Each Thursday, Art Thiel checks out the weekend sports scene and offers more casual sports fans some observations that can get them in and out of conversations without anyone catching on to your, ahem, casualness.
Whether at the water cooler, bus, lunchroom, frat kegger or cocktail party, you can drop in a riposte, bon mot or bit o’ wit to start a conversational conflagration, or put one out. Then walk away.
SATURDAY
UW basketball — Huskies at Texas A & M 1:30p.m. (ESPN2): If you are a Seattle person, you have every right to be mystified by this non-conference opponent. The university is not a member of the more familiar Pac-10 Conference, and because it is also the home of the George W. Bush Presidential Library (insert standard joke about one or no books), it could not be more foreign to the typical Seattle sensibility than if it were made of chocolate chipotle. But at 49,000 students, it is the nation’s seventh-largest university on a campus of 5,200 acres (think Rhode Island), so podunk it is not.
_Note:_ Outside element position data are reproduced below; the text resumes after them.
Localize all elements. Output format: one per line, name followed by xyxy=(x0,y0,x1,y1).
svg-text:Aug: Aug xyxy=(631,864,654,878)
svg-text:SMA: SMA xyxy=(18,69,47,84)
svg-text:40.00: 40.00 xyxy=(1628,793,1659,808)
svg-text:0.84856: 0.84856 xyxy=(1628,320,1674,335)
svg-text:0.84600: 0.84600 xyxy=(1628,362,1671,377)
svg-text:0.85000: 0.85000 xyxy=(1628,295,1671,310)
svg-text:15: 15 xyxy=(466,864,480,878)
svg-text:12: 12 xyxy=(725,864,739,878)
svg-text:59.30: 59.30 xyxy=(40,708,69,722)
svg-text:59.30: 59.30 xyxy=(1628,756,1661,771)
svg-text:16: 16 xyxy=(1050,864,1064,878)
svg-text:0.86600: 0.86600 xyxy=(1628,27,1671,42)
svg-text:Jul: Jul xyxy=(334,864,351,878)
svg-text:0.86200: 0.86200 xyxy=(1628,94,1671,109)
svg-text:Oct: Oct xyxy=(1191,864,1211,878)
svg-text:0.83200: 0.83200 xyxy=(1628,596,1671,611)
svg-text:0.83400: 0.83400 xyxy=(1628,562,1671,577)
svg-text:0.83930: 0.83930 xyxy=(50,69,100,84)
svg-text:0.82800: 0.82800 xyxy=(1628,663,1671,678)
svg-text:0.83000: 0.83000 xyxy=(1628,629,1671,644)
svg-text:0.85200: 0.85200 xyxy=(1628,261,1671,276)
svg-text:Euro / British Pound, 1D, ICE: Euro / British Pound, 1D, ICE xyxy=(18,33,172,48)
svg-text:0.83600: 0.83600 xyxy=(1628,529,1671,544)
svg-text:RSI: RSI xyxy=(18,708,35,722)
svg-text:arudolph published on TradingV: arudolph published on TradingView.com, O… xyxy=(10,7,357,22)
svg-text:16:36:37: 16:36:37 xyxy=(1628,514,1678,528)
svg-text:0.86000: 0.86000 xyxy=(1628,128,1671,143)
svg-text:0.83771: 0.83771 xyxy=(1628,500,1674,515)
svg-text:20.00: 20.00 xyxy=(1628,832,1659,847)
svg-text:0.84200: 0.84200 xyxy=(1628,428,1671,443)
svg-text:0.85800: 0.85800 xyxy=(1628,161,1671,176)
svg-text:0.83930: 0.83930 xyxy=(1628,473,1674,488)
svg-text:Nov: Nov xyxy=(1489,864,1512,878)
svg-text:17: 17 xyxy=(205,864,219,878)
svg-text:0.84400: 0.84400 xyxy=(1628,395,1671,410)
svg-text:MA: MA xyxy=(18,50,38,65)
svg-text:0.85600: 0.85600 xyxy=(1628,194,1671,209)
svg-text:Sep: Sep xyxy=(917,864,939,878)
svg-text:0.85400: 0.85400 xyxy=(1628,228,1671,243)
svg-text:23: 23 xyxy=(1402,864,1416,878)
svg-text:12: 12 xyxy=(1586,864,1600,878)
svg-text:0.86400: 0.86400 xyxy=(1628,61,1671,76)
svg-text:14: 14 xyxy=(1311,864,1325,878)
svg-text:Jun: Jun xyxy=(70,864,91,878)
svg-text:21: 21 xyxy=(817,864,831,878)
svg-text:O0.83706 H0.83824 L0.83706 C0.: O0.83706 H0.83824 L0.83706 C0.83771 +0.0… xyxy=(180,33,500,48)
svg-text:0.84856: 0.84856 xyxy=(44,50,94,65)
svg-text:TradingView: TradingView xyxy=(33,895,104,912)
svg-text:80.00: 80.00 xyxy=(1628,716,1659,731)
Nevertheless, eight of out 10 Northwest sports fans could not tell you that A&M stands for Agricultural and Mechanical, which were really important at the university’s founding in 1876, back when the Americans grew things and made things instead of staring into their phones without speaking.
Even though A&M is no longer meaningful to the school’s agenda, tradition keeps the name in place, much in the way the Big 10 Conference has 11 members going on 12. Colleges are often surprisingly stupid.
The school’s athletic nickname is the Aggies, a diminutive of Agricultural, which is not important except that it is among the worst nicknames in sports. So should the Huskies lose, you say, “Saggies?” When corrected, you say, “No. I meant your gut/chest/breasts,” then tell them all the swell stuff you now know about the school. Yee. Hah.
SUNDAY
Seahawks football — at San Francisco 49ers, 1:05 p.m. Channel 13: At 6-6, the Seahawks are tied for the division lead of the NFC West, the same division where the 49ers are 4-8. Yet the oddsmakers have made the 49ers, who have lost their best player, Frank Gore, for the year, and have a quarterback, Alex Smith, who played so poorly against Seattle in the season opener that he had to register as toxic substance with the Center for Disease Control, a four-point favorite.
You say, “Does this mean the Seahawks are the weakest leaders since Neville Chamberlain, ABBA and Bud Selig?” Drinks will be bought for you cross-culturally.